Healthy Food = Healthy Communities

By Khadra Ahmed, College of Saint Benedict – WellShare International 2018 summer intern

Food plays such an important role in our lives; to some it is love, family and culture. The food we eat can also provide us good health, of course, but that depends on the type of food one consumes. Healthy food is not always readily available to many people. Cooking Matters, an evidence-based class, educates people on healthy eating and how to live a healthy nutritious lifestyle. WellShare recently hosted the class in partnership with the University of Minnesota Extension and Smiley’s Family Clinic in south Minneapolis.

One sunny Tuesday afternoon recently, I headed to Smiley’s Family Clinic to join the Cooking Matters class.  Saida, a WellShare community health worker, introduced me, and I sat down with the participants as we waited for the class to begin. Soon enough, chatter filled the room and everyone started talking about their day and what they learned last class session.

The students discussed the kinds of foods at the farmers market and budget-friendly shopping for healthy foods. Many of the participants talked about the difficulty of budgeting for groceries.
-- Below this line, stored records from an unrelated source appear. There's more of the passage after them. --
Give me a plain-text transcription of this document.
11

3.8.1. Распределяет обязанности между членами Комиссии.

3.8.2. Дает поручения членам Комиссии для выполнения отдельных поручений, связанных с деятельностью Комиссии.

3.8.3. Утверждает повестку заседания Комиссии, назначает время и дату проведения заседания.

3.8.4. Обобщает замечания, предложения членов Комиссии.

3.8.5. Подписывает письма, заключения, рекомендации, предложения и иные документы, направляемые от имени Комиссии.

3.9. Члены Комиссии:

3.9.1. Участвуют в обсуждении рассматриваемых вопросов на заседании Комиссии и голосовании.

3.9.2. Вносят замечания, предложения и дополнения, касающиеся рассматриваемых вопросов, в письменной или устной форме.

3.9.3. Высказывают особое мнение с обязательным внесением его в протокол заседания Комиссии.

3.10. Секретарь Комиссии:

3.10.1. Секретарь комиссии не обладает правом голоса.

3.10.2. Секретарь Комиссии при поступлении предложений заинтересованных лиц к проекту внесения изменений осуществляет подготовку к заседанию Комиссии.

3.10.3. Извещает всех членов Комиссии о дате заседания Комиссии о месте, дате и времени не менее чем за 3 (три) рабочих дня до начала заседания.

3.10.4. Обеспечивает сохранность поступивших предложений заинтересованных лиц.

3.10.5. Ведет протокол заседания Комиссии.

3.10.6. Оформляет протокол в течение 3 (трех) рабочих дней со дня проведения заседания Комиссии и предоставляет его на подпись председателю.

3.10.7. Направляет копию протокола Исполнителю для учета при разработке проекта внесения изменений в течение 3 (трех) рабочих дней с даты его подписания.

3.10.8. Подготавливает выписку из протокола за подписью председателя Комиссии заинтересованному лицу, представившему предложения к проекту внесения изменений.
However, many of their concerns about saving money on groceries were answered as they learned about coupons that are located in the store or in one’s mailbox.

After the lesson, the room began buzzing with excitement as we moved to the front door to start the walk to the farmers market. Some of the participants were a bit nervous since they had a hard time walking a long distance. I walked alongside them to make sure we took frequent breaks. On the way, we discussed what the participants learned in past Cooking Matters sessions and heard about their stories of life in Somalia. One of the women told me how the farmers market made her think of home back in Somalia, and many shared similar sentiments as we walked in the cool breeze.

Conversing with the class helped me familiarize myself with them and build cultural trust. As a Somali, it was very easy to communicate with the women, and speaking in my native tongue allowed me to build a bond with the small class.  Their stories of the Somalia they missed reminded me of my time in Kenya walking with my family.

At the farmers market, the participants walked around talking with the vendors and choosing vegetables and fruits they liked. Each person was assigned a few tasks to complete. One of the tasks included picking one new item to try. One woman asked me to help her find mint as she was encouraged by one of the other participants to try it.

Going to the farmers market with the class was very rewarding. I was glad to see many of the participants ask the vendors questions and work together to get great deals. When the right resources are given to a community, they are able to be healthy and strong. The afternoon was more than just a trip to the farmers market; it was a lesson in healthy living and building a strong community.

This work is supported by Greater Twin Cities United Way (GTCUW).